UK, Rwanda Launch  £23.5M to Connect Farmers to Markets

Sarah Metcalf, the head of DFID Rwanda and Director General of Planning in the Ministry of Agriculture Dr. Octave Semwaga unveiling IMSAR Noza Isoko

The UK government through its Development Agency (DFID) and Rwanda have launched a 4-year £23.5m programme to stimulate changes in practice among market actors.

With the new programme, Rwanda farmers will be connected to markets through public and private partnership, formal and informal – so that they are able and motivated to perform important market functions effectively.

The fund will help farmers accelerate the commercialisation of agriculture in Rwanda, in line with the Government’s Fourth Strategic Plan for Agriculture Transformation.

The initiative dubbed: “Improving Market Systems for Agriculture in Rwanda (IMSAR), known locally as Noza Isoko, was officially launched by the Director General of Planning in the Ministry of Agriculture Dr. Octave Semwaga and Head of DFID Rwanda, Sarah Metcalf on Thursday.

Through the initiative, improvement, efficiency and inclusiveness of the agricultural markets that matter most to poor farmers will be realised.

The programme, according to Agriculture Ministry officials, will identify market constraints – such as limited access to finance and technology, limited or poor storage, or lack of access to inputs such as fertilisers and develop initiatives to address them.

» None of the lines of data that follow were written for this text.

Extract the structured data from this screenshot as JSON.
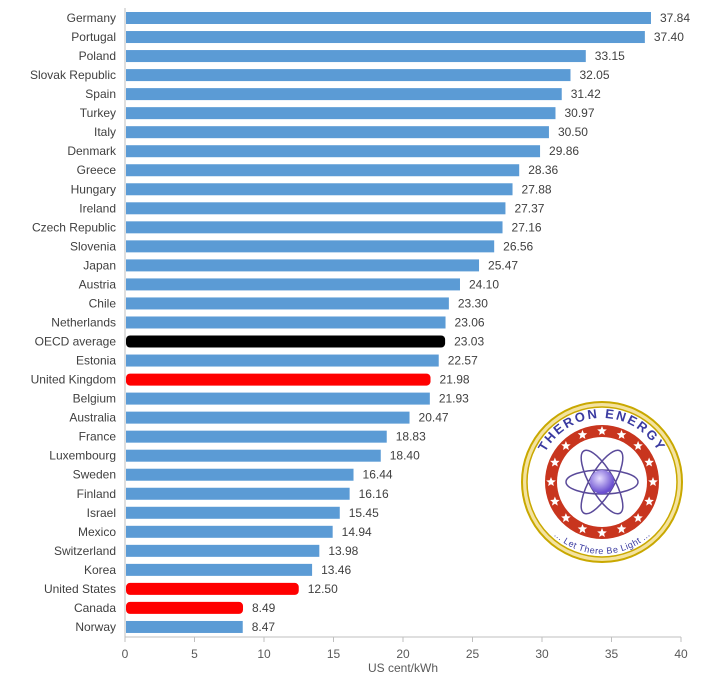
{
  "chart_data": {
    "type": "bar",
    "orientation": "horizontal",
    "title": "",
    "xlabel": "US cent/kWh",
    "ylabel": "",
    "xlim": [
      0,
      40
    ],
    "xticks": [
      0,
      5,
      10,
      15,
      20,
      25,
      30,
      35,
      40
    ],
    "grid": false,
    "categories": [
      "Germany",
      "Portugal",
      "Poland",
      "Slovak Republic",
      "Spain",
      "Turkey",
      "Italy",
      "Denmark",
      "Greece",
      "Hungary",
      "Ireland",
      "Czech Republic",
      "Slovenia",
      "Japan",
      "Austria",
      "Chile",
      "Netherlands",
      "OECD average",
      "Estonia",
      "United Kingdom",
      "Belgium",
      "Australia",
      "France",
      "Luxembourg",
      "Sweden",
      "Finland",
      "Israel",
      "Mexico",
      "Switzerland",
      "Korea",
      "United States",
      "Canada",
      "Norway"
    ],
    "values": [
      37.84,
      37.4,
      33.15,
      32.05,
      31.42,
      30.97,
      30.5,
      29.86,
      28.36,
      27.88,
      27.37,
      27.16,
      26.56,
      25.47,
      24.1,
      23.3,
      23.06,
      23.03,
      22.57,
      21.98,
      21.93,
      20.47,
      18.83,
      18.4,
      16.44,
      16.16,
      15.45,
      14.94,
      13.98,
      13.46,
      12.5,
      8.49,
      8.47
    ],
    "data_labels": [
      "37.84",
      "37.40",
      "33.15",
      "32.05",
      "31.42",
      "30.97",
      "30.50",
      "29.86",
      "28.36",
      "27.88",
      "27.37",
      "27.16",
      "26.56",
      "25.47",
      "24.10",
      "23.30",
      "23.06",
      "23.03",
      "22.57",
      "21.98",
      "21.93",
      "20.47",
      "18.83",
      "18.40",
      "16.44",
      "16.16",
      "15.45",
      "14.94",
      "13.98",
      "13.46",
      "12.50",
      "8.49",
      "8.47"
    ],
    "highlight": {
      "OECD average": "#000000",
      "United Kingdom": "#ff0000",
      "United States": "#ff0000",
      "Canada": "#ff0000"
    },
    "bar_color": "#5b9bd5"
  },
  "logo": {
    "text_top": "THERON ENERGY",
    "text_bottom": "... Let There Be Light ..."
  }
}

Speaking at the launch event on December 6 at Radisson Blu and Kigali Convention Centre (KCC), Dr. Octave Semwaga said that DFID-funded initiative is in line with the Government’s vision of boosting agricultural productivity through market value chains.

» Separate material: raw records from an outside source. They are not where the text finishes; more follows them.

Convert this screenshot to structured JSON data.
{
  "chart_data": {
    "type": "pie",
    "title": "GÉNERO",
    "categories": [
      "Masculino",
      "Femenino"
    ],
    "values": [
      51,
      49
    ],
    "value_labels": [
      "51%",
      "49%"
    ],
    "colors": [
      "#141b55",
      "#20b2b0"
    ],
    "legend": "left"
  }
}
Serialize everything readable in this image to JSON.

“Agriculture is a driver of economic growth in developing countries around the world. In 2017, the Rwandan agriculture sector contributed 31 per cent to the GDP and generated $356.5m through exported traditional and non-traditional export commodities,” he said.

“The sector is also key in improving the livelihoods of Rwandans. It employs 58 per cent of the working population, with the majority living in rural areas,” Dr Semwaga added.

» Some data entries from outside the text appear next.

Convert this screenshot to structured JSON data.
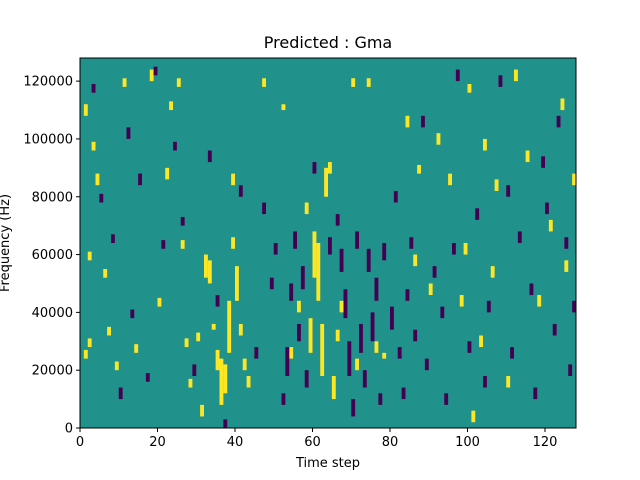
{
  "chart_data": {
    "type": "heatmap",
    "title": "Predicted : Gma",
    "xlabel": "Time step",
    "ylabel": "Frequency (Hz)",
    "xlim": [
      0,
      128
    ],
    "ylim": [
      0,
      128000
    ],
    "grid": false,
    "legend": "none",
    "x_ticks": [
      0,
      20,
      40,
      60,
      80,
      100,
      120
    ],
    "x_tick_labels": [
      "0",
      "20",
      "40",
      "60",
      "80",
      "100",
      "120"
    ],
    "y_ticks": [
      0,
      20000,
      40000,
      60000,
      80000,
      100000,
      120000
    ],
    "y_tick_labels": [
      "0",
      "20000",
      "40000",
      "60000",
      "80000",
      "100000",
      "120000"
    ],
    "background_value": 0,
    "value_levels": [
      -1,
      0,
      1
    ],
    "colors": {
      "low": "#440154",
      "mid": "#21918c",
      "high": "#fde725"
    },
    "bin_width_hz": 1000,
    "high_cells": [
      {
        "t": 1,
        "f0": 24000,
        "f1": 27000
      },
      {
        "t": 2,
        "f0": 28000,
        "f1": 31000
      },
      {
        "t": 1,
        "f0": 108000,
        "f1": 112000
      },
      {
        "t": 2,
        "f0": 58000,
        "f1": 61000
      },
      {
        "t": 3,
        "f0": 96000,
        "f1": 99000
      },
      {
        "t": 4,
        "f0": 84000,
        "f1": 88000
      },
      {
        "t": 6,
        "f0": 52000,
        "f1": 55000
      },
      {
        "t": 7,
        "f0": 32000,
        "f1": 35000
      },
      {
        "t": 9,
        "f0": 20000,
        "f1": 23000
      },
      {
        "t": 11,
        "f0": 118000,
        "f1": 121000
      },
      {
        "t": 14,
        "f0": 26000,
        "f1": 29000
      },
      {
        "t": 18,
        "f0": 120000,
        "f1": 124000
      },
      {
        "t": 20,
        "f0": 42000,
        "f1": 45000
      },
      {
        "t": 22,
        "f0": 86000,
        "f1": 90000
      },
      {
        "t": 23,
        "f0": 110000,
        "f1": 113000
      },
      {
        "t": 25,
        "f0": 118000,
        "f1": 121000
      },
      {
        "t": 26,
        "f0": 62000,
        "f1": 65000
      },
      {
        "t": 27,
        "f0": 28000,
        "f1": 31000
      },
      {
        "t": 28,
        "f0": 14000,
        "f1": 17000
      },
      {
        "t": 30,
        "f0": 30000,
        "f1": 33000
      },
      {
        "t": 31,
        "f0": 4000,
        "f1": 8000
      },
      {
        "t": 32,
        "f0": 52000,
        "f1": 60000
      },
      {
        "t": 33,
        "f0": 50000,
        "f1": 58000
      },
      {
        "t": 34,
        "f0": 34000,
        "f1": 36000
      },
      {
        "t": 35,
        "f0": 20000,
        "f1": 27000
      },
      {
        "t": 36,
        "f0": 8000,
        "f1": 24000
      },
      {
        "t": 37,
        "f0": 12000,
        "f1": 22000
      },
      {
        "t": 38,
        "f0": 26000,
        "f1": 44000
      },
      {
        "t": 39,
        "f0": 62000,
        "f1": 66000
      },
      {
        "t": 39,
        "f0": 84000,
        "f1": 88000
      },
      {
        "t": 40,
        "f0": 44000,
        "f1": 56000
      },
      {
        "t": 41,
        "f0": 32000,
        "f1": 36000
      },
      {
        "t": 42,
        "f0": 20000,
        "f1": 24000
      },
      {
        "t": 43,
        "f0": 14000,
        "f1": 18000
      },
      {
        "t": 47,
        "f0": 118000,
        "f1": 121000
      },
      {
        "t": 52,
        "f0": 110000,
        "f1": 112000
      },
      {
        "t": 54,
        "f0": 24000,
        "f1": 28000
      },
      {
        "t": 56,
        "f0": 40000,
        "f1": 44000
      },
      {
        "t": 58,
        "f0": 74000,
        "f1": 78000
      },
      {
        "t": 59,
        "f0": 26000,
        "f1": 38000
      },
      {
        "t": 60,
        "f0": 52000,
        "f1": 68000
      },
      {
        "t": 61,
        "f0": 44000,
        "f1": 64000
      },
      {
        "t": 62,
        "f0": 18000,
        "f1": 36000
      },
      {
        "t": 63,
        "f0": 80000,
        "f1": 90000
      },
      {
        "t": 64,
        "f0": 88000,
        "f1": 92000
      },
      {
        "t": 65,
        "f0": 10000,
        "f1": 18000
      },
      {
        "t": 66,
        "f0": 30000,
        "f1": 34000
      },
      {
        "t": 67,
        "f0": 40000,
        "f1": 44000
      },
      {
        "t": 70,
        "f0": 118000,
        "f1": 121000
      },
      {
        "t": 71,
        "f0": 20000,
        "f1": 24000
      },
      {
        "t": 74,
        "f0": 118000,
        "f1": 121000
      },
      {
        "t": 76,
        "f0": 26000,
        "f1": 30000
      },
      {
        "t": 78,
        "f0": 24000,
        "f1": 26000
      },
      {
        "t": 84,
        "f0": 104000,
        "f1": 108000
      },
      {
        "t": 86,
        "f0": 56000,
        "f1": 60000
      },
      {
        "t": 87,
        "f0": 88000,
        "f1": 91000
      },
      {
        "t": 90,
        "f0": 46000,
        "f1": 50000
      },
      {
        "t": 92,
        "f0": 98000,
        "f1": 102000
      },
      {
        "t": 95,
        "f0": 84000,
        "f1": 88000
      },
      {
        "t": 98,
        "f0": 42000,
        "f1": 46000
      },
      {
        "t": 99,
        "f0": 60000,
        "f1": 64000
      },
      {
        "t": 100,
        "f0": 116000,
        "f1": 119000
      },
      {
        "t": 101,
        "f0": 2000,
        "f1": 6000
      },
      {
        "t": 103,
        "f0": 28000,
        "f1": 32000
      },
      {
        "t": 104,
        "f0": 96000,
        "f1": 100000
      },
      {
        "t": 106,
        "f0": 52000,
        "f1": 56000
      },
      {
        "t": 107,
        "f0": 82000,
        "f1": 86000
      },
      {
        "t": 110,
        "f0": 14000,
        "f1": 18000
      },
      {
        "t": 112,
        "f0": 120000,
        "f1": 124000
      },
      {
        "t": 115,
        "f0": 92000,
        "f1": 96000
      },
      {
        "t": 118,
        "f0": 42000,
        "f1": 46000
      },
      {
        "t": 121,
        "f0": 68000,
        "f1": 72000
      },
      {
        "t": 124,
        "f0": 110000,
        "f1": 114000
      },
      {
        "t": 125,
        "f0": 54000,
        "f1": 58000
      },
      {
        "t": 127,
        "f0": 84000,
        "f1": 88000
      }
    ],
    "low_cells": [
      {
        "t": 3,
        "f0": 116000,
        "f1": 119000
      },
      {
        "t": 5,
        "f0": 78000,
        "f1": 81000
      },
      {
        "t": 8,
        "f0": 64000,
        "f1": 67000
      },
      {
        "t": 10,
        "f0": 10000,
        "f1": 14000
      },
      {
        "t": 12,
        "f0": 100000,
        "f1": 104000
      },
      {
        "t": 13,
        "f0": 38000,
        "f1": 41000
      },
      {
        "t": 15,
        "f0": 84000,
        "f1": 88000
      },
      {
        "t": 17,
        "f0": 16000,
        "f1": 19000
      },
      {
        "t": 19,
        "f0": 122000,
        "f1": 125000
      },
      {
        "t": 21,
        "f0": 62000,
        "f1": 65000
      },
      {
        "t": 24,
        "f0": 96000,
        "f1": 99000
      },
      {
        "t": 26,
        "f0": 70000,
        "f1": 73000
      },
      {
        "t": 29,
        "f0": 18000,
        "f1": 22000
      },
      {
        "t": 33,
        "f0": 92000,
        "f1": 96000
      },
      {
        "t": 35,
        "f0": 42000,
        "f1": 46000
      },
      {
        "t": 37,
        "f0": 0,
        "f1": 3000
      },
      {
        "t": 41,
        "f0": 80000,
        "f1": 84000
      },
      {
        "t": 45,
        "f0": 24000,
        "f1": 28000
      },
      {
        "t": 47,
        "f0": 74000,
        "f1": 78000
      },
      {
        "t": 49,
        "f0": 48000,
        "f1": 52000
      },
      {
        "t": 50,
        "f0": 60000,
        "f1": 64000
      },
      {
        "t": 52,
        "f0": 8000,
        "f1": 12000
      },
      {
        "t": 53,
        "f0": 18000,
        "f1": 28000
      },
      {
        "t": 54,
        "f0": 44000,
        "f1": 50000
      },
      {
        "t": 55,
        "f0": 62000,
        "f1": 68000
      },
      {
        "t": 56,
        "f0": 30000,
        "f1": 36000
      },
      {
        "t": 57,
        "f0": 48000,
        "f1": 56000
      },
      {
        "t": 58,
        "f0": 14000,
        "f1": 20000
      },
      {
        "t": 60,
        "f0": 88000,
        "f1": 92000
      },
      {
        "t": 64,
        "f0": 60000,
        "f1": 66000
      },
      {
        "t": 66,
        "f0": 70000,
        "f1": 74000
      },
      {
        "t": 67,
        "f0": 54000,
        "f1": 62000
      },
      {
        "t": 68,
        "f0": 38000,
        "f1": 48000
      },
      {
        "t": 69,
        "f0": 18000,
        "f1": 30000
      },
      {
        "t": 70,
        "f0": 4000,
        "f1": 10000
      },
      {
        "t": 71,
        "f0": 62000,
        "f1": 68000
      },
      {
        "t": 72,
        "f0": 26000,
        "f1": 36000
      },
      {
        "t": 73,
        "f0": 14000,
        "f1": 20000
      },
      {
        "t": 74,
        "f0": 54000,
        "f1": 62000
      },
      {
        "t": 75,
        "f0": 30000,
        "f1": 40000
      },
      {
        "t": 76,
        "f0": 44000,
        "f1": 52000
      },
      {
        "t": 77,
        "f0": 8000,
        "f1": 12000
      },
      {
        "t": 78,
        "f0": 58000,
        "f1": 64000
      },
      {
        "t": 80,
        "f0": 34000,
        "f1": 42000
      },
      {
        "t": 81,
        "f0": 78000,
        "f1": 82000
      },
      {
        "t": 82,
        "f0": 24000,
        "f1": 28000
      },
      {
        "t": 83,
        "f0": 10000,
        "f1": 14000
      },
      {
        "t": 84,
        "f0": 44000,
        "f1": 48000
      },
      {
        "t": 85,
        "f0": 62000,
        "f1": 66000
      },
      {
        "t": 86,
        "f0": 30000,
        "f1": 34000
      },
      {
        "t": 88,
        "f0": 104000,
        "f1": 108000
      },
      {
        "t": 89,
        "f0": 20000,
        "f1": 24000
      },
      {
        "t": 91,
        "f0": 52000,
        "f1": 56000
      },
      {
        "t": 93,
        "f0": 38000,
        "f1": 42000
      },
      {
        "t": 94,
        "f0": 8000,
        "f1": 12000
      },
      {
        "t": 96,
        "f0": 60000,
        "f1": 64000
      },
      {
        "t": 97,
        "f0": 120000,
        "f1": 124000
      },
      {
        "t": 100,
        "f0": 26000,
        "f1": 30000
      },
      {
        "t": 102,
        "f0": 72000,
        "f1": 76000
      },
      {
        "t": 104,
        "f0": 14000,
        "f1": 18000
      },
      {
        "t": 105,
        "f0": 40000,
        "f1": 44000
      },
      {
        "t": 108,
        "f0": 118000,
        "f1": 122000
      },
      {
        "t": 110,
        "f0": 80000,
        "f1": 84000
      },
      {
        "t": 111,
        "f0": 24000,
        "f1": 28000
      },
      {
        "t": 113,
        "f0": 64000,
        "f1": 68000
      },
      {
        "t": 116,
        "f0": 46000,
        "f1": 50000
      },
      {
        "t": 117,
        "f0": 10000,
        "f1": 14000
      },
      {
        "t": 119,
        "f0": 90000,
        "f1": 94000
      },
      {
        "t": 120,
        "f0": 74000,
        "f1": 78000
      },
      {
        "t": 122,
        "f0": 32000,
        "f1": 36000
      },
      {
        "t": 123,
        "f0": 104000,
        "f1": 108000
      },
      {
        "t": 125,
        "f0": 62000,
        "f1": 66000
      },
      {
        "t": 126,
        "f0": 18000,
        "f1": 22000
      },
      {
        "t": 127,
        "f0": 40000,
        "f1": 44000
      }
    ]
  }
}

The Head of DFID Rwanda said that over the next four years, IMSAR will work with government and the private sector to attract and support investments that drive growth and improve poor people’s participation in these markets, resulting in real, tangible long-term benefits.

“Agriculture has served as the backbone of economic growth and poverty reduction in Rwanda over the last 15 years, for example accounting directly for more than one third of poverty reduction between 2001 and 2011.

It serves as the mainstay of jobs, income and livelihoods for 70% of the population, and generates 30 per cent of GDP and 50 per cent of exported goods,” said Sarah Metcalf, the head of DFID Rwanda.

“What we are formally launching today – Improving Market Systems for Agriculture in Rwanda or IMSAR Noza Isoko, is the UK Government’s contribution to supporting that process of commercialisation through a focus on the private sector,” she added.